Comments per section:
Title: capitalize "P" in "profiling"

- first paragraph 'news media take -> 'news media takes'
- 'and or initially' -> 'and/or initially'
- 'twitting' -> 'tweeting'.

- I recommend the authors to shorten the related work a little bit (now it is almost 2 pages).
- The author could add more references on the benefits of 'good' user profiling on Twitter in different application contexts (e.g. trends prediction, personalization), such as paper: Analyzing User Modeling on Twitter for Personalized News Recommendations. Fabian Abel, Qi Gao, Geert-Jan Houben, Ke Tao. UMAP2011.

Section 3:
- The two columns of average tweets/retweets are somehow redundant for me. The authors could replace them with the number of maximum/minimum number of tweets/retweets in one day, which will give some impression on whether those topics are rather short-term trendy or constantly popular during the observation period.
- The size of table 2 could be smaller.
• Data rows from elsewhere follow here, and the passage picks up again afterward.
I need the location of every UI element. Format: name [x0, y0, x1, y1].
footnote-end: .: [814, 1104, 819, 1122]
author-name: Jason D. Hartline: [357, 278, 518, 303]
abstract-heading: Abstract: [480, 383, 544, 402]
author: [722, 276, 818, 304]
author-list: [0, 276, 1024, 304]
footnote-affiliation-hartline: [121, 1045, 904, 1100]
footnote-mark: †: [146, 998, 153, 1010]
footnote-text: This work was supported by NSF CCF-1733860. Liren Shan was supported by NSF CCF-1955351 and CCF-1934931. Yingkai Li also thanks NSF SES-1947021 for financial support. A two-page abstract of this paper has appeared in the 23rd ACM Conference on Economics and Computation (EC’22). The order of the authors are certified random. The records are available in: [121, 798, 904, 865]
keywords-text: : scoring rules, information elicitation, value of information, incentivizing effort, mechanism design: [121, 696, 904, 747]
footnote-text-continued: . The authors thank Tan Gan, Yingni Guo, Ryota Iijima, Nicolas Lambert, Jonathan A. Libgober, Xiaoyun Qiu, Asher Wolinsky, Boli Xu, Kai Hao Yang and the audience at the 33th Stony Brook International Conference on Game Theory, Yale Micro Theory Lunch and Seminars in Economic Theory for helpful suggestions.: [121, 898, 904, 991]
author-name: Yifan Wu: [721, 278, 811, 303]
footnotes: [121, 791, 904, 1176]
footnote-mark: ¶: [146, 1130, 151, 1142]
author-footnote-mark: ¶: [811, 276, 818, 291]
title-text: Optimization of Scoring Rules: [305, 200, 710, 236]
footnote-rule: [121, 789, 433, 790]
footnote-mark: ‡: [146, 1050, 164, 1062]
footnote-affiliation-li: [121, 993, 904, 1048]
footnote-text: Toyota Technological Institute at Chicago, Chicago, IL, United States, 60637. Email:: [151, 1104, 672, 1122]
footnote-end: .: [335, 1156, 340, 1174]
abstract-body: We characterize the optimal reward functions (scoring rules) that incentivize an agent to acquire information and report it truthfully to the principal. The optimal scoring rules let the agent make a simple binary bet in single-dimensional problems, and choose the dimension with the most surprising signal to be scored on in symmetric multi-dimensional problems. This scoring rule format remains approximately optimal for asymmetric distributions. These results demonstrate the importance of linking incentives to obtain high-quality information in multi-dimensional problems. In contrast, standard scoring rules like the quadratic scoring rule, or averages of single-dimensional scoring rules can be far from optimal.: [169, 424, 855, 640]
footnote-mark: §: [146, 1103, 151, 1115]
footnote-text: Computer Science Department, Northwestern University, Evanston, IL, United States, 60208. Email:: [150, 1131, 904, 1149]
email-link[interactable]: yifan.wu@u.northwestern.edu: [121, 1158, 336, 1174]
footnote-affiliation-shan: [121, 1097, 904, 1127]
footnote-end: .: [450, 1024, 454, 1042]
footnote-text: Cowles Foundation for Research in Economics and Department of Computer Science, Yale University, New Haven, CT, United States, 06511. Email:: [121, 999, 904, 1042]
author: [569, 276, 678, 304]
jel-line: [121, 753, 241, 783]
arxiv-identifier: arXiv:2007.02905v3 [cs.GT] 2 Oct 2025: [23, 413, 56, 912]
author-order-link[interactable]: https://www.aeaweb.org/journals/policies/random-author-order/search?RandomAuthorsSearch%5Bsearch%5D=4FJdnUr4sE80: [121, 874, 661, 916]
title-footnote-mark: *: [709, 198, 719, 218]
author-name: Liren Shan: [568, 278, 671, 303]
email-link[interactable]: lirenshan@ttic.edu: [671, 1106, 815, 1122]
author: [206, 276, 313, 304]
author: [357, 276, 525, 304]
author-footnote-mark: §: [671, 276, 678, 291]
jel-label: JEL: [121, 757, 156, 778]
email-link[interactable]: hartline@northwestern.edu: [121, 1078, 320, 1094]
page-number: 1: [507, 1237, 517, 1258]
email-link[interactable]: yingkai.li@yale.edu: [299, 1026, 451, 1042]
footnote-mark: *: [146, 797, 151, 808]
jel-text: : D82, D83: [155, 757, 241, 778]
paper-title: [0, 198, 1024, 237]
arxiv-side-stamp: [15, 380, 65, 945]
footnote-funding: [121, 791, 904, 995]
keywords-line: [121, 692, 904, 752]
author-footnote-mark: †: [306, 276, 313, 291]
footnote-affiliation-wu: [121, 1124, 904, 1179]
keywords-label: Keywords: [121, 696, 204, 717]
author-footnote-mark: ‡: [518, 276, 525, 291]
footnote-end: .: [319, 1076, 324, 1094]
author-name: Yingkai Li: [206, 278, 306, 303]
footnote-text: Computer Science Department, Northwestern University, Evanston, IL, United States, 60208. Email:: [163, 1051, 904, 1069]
Or this table could be replaced by a figure.
- I am not sure about the efficiency of the way to construct retweet chain. As I know, a straightforward but efficient way to create retweet chain is based on 'retweetFromPostID'/'retweetFromUser' 'attributes in the response of Twitter API as in: Although it will miss some retweets done manually, which i think will not be too many, it is not clear and convincing for me to use a more complex algorithm instead of that simple one, especially this retweet chain construction algorithm is considered as one important contribution of this paper. The author may need to clarify this in the paper, for example, by showing the efficiency and accuracy of this retweet chain construction algorithm and further more evaluating both of two ways (simplified one using Twitter API and the one proposed in this paper) in the clustering experiments to see their difference.
- $3.6 'defended' -> 'defined'
- The authors should carefully use the term 'classification' since only the clustering experiment was conducted.

Section 4:
- the evaluation is solid in terms of the clustering setting and the interpretation of the clusters, however I expected the evaluation to demonstrate the benefits of the approach for the user profiling, i.e. are those feature sufficient and effective to describe users in terms of their activities. A real user classification experiment similar as in reference [11] could be an option.
- Moreover although the cluster 2 is the largest user group, the other ones are more interesting and worth to further investigate from perspective of either research purpose or market value. For example, the author could evaluate which features make a tweet to be retweeted more. This could be addressed from user attributes such as e.g. number of followers, and more important the content features (e.g. the style of the tweet, the substance of content, which the semantic would be wove into).